Hablaba en voz queda y con acento respetuoso, y continuaba en pie como si yo fuera su jefe, y no había en su mirada ni asomos de severidad. En su rostro rugoso se pintaba una falta total de energía. Sus mejillas colgaban como bolsas de cuero. Llevaba teñido el cabello, y su edad no era fácil de determinar: lo mismo pedía tener cuarenta que sesenta años.

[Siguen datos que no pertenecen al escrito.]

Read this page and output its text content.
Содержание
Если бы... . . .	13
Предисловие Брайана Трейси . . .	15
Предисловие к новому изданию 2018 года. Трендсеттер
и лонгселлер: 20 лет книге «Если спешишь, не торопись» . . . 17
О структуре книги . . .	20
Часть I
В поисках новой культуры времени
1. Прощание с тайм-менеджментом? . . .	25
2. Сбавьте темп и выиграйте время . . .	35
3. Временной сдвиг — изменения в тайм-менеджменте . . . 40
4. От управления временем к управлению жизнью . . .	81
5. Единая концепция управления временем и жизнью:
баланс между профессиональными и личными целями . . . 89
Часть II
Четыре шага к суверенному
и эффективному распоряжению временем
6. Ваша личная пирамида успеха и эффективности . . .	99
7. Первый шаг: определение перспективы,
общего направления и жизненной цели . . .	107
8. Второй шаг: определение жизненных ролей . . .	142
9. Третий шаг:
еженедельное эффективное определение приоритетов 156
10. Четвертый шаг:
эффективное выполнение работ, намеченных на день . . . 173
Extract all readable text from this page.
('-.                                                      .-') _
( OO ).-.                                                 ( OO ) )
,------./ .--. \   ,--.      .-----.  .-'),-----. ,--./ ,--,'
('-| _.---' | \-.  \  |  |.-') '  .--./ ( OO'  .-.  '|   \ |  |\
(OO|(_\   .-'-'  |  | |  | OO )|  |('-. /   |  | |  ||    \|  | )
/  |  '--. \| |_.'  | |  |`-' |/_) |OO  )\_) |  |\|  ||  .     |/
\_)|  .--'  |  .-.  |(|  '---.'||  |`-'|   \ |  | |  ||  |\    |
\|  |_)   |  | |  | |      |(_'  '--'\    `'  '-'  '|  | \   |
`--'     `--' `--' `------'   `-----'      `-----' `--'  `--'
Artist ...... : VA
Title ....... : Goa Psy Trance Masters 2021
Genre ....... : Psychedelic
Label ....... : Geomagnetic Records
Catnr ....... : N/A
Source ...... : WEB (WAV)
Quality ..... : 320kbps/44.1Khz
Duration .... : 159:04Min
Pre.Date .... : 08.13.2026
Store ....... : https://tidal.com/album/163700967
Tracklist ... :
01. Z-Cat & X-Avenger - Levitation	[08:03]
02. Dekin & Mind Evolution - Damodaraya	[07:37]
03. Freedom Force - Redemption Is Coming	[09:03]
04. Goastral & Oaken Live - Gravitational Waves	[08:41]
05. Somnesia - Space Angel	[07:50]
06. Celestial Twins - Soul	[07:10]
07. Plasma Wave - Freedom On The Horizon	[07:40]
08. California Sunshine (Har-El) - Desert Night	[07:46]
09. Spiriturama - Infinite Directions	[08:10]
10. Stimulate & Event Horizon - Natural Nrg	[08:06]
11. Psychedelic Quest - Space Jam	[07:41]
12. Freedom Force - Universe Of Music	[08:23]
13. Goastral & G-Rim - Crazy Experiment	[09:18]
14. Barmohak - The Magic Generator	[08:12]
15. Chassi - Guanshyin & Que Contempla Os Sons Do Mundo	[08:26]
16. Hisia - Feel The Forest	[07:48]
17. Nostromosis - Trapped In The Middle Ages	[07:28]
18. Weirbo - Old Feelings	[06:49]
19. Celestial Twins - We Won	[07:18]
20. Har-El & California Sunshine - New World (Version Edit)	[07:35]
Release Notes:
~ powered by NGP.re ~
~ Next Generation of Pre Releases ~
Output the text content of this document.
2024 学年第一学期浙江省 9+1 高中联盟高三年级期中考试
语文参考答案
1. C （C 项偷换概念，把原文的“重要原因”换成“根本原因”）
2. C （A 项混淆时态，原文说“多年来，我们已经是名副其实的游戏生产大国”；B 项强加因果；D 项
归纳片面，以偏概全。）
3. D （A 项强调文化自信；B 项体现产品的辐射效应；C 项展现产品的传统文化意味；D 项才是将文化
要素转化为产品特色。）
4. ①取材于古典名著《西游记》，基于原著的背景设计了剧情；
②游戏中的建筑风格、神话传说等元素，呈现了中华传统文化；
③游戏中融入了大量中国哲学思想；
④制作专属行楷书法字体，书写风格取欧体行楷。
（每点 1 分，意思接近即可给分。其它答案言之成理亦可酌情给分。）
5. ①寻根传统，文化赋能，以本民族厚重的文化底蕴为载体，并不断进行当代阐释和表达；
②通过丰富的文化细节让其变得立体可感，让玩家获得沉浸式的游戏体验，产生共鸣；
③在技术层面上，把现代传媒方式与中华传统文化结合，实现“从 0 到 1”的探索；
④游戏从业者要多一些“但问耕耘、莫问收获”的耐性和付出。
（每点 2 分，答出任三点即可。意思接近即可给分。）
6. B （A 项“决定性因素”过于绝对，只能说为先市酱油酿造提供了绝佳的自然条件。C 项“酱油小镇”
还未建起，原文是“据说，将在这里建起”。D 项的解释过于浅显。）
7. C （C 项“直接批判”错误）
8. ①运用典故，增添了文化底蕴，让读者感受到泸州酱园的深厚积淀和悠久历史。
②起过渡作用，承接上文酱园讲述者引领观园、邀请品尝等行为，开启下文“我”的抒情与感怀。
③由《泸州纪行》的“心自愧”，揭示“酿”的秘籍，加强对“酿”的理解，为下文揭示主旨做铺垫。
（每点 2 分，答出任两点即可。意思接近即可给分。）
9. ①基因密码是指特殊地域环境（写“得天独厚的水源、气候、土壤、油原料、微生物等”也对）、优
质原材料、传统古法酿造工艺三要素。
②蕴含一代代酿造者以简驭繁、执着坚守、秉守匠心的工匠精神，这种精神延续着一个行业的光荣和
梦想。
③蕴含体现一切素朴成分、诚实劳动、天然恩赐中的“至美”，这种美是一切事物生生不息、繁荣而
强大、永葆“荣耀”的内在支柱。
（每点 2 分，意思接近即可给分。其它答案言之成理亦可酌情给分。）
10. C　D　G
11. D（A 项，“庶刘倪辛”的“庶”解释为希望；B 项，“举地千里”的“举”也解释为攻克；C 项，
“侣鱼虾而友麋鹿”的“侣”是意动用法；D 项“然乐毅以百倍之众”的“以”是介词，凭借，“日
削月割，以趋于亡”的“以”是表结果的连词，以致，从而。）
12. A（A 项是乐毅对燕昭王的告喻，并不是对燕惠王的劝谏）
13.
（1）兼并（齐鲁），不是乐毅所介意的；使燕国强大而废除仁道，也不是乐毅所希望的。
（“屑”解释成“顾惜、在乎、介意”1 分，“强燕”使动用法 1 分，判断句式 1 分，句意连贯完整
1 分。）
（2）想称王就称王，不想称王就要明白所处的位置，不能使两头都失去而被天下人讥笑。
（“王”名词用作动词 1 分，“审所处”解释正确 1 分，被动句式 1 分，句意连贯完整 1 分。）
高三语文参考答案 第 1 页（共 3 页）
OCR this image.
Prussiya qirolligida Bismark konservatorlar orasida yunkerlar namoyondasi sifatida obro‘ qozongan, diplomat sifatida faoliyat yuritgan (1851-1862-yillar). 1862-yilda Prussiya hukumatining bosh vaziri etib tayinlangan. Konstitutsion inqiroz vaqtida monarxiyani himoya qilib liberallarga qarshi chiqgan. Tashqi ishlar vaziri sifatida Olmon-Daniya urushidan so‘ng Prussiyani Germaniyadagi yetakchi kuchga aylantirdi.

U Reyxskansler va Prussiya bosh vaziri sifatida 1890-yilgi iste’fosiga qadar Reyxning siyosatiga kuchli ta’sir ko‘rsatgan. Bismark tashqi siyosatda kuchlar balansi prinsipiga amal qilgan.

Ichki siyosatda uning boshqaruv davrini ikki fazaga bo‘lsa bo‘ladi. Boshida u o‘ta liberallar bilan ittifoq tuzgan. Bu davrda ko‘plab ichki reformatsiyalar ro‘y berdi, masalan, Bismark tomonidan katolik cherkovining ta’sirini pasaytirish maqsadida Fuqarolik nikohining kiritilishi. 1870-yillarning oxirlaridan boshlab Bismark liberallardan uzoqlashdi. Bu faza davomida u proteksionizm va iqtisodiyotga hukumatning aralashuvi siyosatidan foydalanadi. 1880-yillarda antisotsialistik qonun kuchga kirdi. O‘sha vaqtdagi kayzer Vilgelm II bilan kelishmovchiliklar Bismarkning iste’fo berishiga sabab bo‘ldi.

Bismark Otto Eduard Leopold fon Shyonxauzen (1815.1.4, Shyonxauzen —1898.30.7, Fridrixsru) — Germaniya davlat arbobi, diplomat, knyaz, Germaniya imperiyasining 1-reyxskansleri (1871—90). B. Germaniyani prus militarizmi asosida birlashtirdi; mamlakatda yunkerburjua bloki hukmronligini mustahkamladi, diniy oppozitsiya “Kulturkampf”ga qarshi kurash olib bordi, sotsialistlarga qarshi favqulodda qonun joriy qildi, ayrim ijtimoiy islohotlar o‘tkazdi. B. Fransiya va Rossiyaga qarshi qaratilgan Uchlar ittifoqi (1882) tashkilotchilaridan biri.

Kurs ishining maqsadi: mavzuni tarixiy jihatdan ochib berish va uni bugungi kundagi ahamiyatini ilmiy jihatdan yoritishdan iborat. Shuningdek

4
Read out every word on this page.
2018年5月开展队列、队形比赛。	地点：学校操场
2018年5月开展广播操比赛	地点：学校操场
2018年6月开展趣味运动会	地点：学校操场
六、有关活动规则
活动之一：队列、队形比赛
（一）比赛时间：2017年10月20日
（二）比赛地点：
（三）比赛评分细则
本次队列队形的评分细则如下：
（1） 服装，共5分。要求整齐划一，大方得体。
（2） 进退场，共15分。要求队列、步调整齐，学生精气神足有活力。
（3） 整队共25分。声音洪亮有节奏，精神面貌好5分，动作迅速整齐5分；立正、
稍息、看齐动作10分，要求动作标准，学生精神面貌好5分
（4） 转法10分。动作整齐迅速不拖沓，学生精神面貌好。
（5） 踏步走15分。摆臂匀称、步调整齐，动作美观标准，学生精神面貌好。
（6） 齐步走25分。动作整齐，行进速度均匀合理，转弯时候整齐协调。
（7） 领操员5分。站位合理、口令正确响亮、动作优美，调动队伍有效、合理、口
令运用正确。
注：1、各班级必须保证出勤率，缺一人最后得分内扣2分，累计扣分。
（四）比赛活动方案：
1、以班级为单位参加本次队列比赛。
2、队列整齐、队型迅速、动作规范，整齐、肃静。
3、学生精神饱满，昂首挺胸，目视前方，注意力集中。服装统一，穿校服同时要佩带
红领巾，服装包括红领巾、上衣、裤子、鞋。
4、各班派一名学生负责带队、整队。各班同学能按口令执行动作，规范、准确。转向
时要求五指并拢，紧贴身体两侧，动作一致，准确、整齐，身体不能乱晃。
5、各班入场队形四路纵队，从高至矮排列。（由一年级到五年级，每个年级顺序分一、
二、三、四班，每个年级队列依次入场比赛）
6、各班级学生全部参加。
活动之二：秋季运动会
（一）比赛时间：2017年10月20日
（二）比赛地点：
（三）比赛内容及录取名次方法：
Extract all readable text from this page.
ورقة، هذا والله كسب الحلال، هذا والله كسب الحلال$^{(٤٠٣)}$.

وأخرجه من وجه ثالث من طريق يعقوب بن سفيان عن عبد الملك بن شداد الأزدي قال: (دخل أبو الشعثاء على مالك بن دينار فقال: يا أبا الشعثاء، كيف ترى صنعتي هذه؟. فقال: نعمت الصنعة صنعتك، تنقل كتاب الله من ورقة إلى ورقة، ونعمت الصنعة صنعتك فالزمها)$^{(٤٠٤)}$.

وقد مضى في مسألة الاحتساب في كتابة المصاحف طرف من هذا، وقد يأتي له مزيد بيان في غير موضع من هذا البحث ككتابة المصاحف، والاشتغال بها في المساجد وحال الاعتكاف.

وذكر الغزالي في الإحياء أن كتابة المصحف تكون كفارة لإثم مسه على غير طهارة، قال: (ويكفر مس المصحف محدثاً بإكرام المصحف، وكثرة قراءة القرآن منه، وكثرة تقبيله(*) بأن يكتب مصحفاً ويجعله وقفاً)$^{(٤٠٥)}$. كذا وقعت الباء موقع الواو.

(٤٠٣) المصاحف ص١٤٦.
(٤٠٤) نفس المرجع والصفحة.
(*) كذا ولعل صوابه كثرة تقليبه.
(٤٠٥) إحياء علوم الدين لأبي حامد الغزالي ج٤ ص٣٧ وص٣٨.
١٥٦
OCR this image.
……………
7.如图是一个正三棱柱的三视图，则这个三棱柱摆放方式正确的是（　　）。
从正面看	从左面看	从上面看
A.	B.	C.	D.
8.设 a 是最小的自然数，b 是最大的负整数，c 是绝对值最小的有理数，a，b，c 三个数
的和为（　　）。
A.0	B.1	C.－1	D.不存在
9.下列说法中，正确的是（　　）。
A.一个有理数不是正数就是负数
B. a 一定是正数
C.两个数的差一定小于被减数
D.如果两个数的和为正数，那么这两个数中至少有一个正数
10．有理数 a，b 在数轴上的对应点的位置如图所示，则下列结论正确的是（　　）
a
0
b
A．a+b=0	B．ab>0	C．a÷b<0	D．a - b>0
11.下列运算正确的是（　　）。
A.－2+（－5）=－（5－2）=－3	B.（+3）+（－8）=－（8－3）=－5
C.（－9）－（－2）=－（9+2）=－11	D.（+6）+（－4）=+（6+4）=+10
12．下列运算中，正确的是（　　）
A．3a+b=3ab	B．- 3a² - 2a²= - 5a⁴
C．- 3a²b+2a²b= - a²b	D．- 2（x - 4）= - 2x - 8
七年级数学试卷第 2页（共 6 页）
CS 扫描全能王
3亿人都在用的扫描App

-Yo espero -prosiguió- que usted sabrá apreciar la bondad de Alejandro Pavlovich al dirigirse a mí no por la vía oficial, sino por medio de una carta privada. Yo también le he llamado a usted no como un personaje oficial, sino como un particular, y le estoy hablando no como gobernador, sino como un admirador sincero de su padre. Así, pues, señor, le suplico que, o cambie de conducta y vuelva a comenzar la vida que le cuadra a un noble, o se vaya a cualquier otra ciudad donde no le conozcan y pueda hacer lo que le plazca. Si se niega usted a acceder a mi ruego, me veré precisado a tomar medidas extremas respecto de usted.

Durante unos momentos me miró fijamente, en silencio y con la boca abierta.

-¿Es usted vegetariano? -me preguntó de pronto.

-No, excelencia; como carne.

Se sentó y cogió de la mesa un papel.

Comprendí que la entrevista había terminado, saludé y salí.

Había perdido la mañana, y no valía la pena ir a trabajar antes de comer. Me volví a casa, con ánimo de dormir un rato; pero estaba tan nervioso, a causa de la excursión al matadero y de mi visita al gobernador, que no pude pegar los ojos.

Por la noche, muy excitado y de un humor negro, fui a casa de María Victorovna. Le conté mi entrevista con el gobernador. Me miraba asombrada, como si no diera crédito a mi relato, y de pronto se echó a reír como una loca, con una risa alegre, provocativa, de que sólo es capaz la gente muy sana de cuerpo y de espíritu.

-¡Si se cuenta eso en Petersburgo! ¡Dios mío, si se cuenta eso en Petersburgo! -exclamó, casi cayéndose de la silla: de tal modo la risa la sacudía.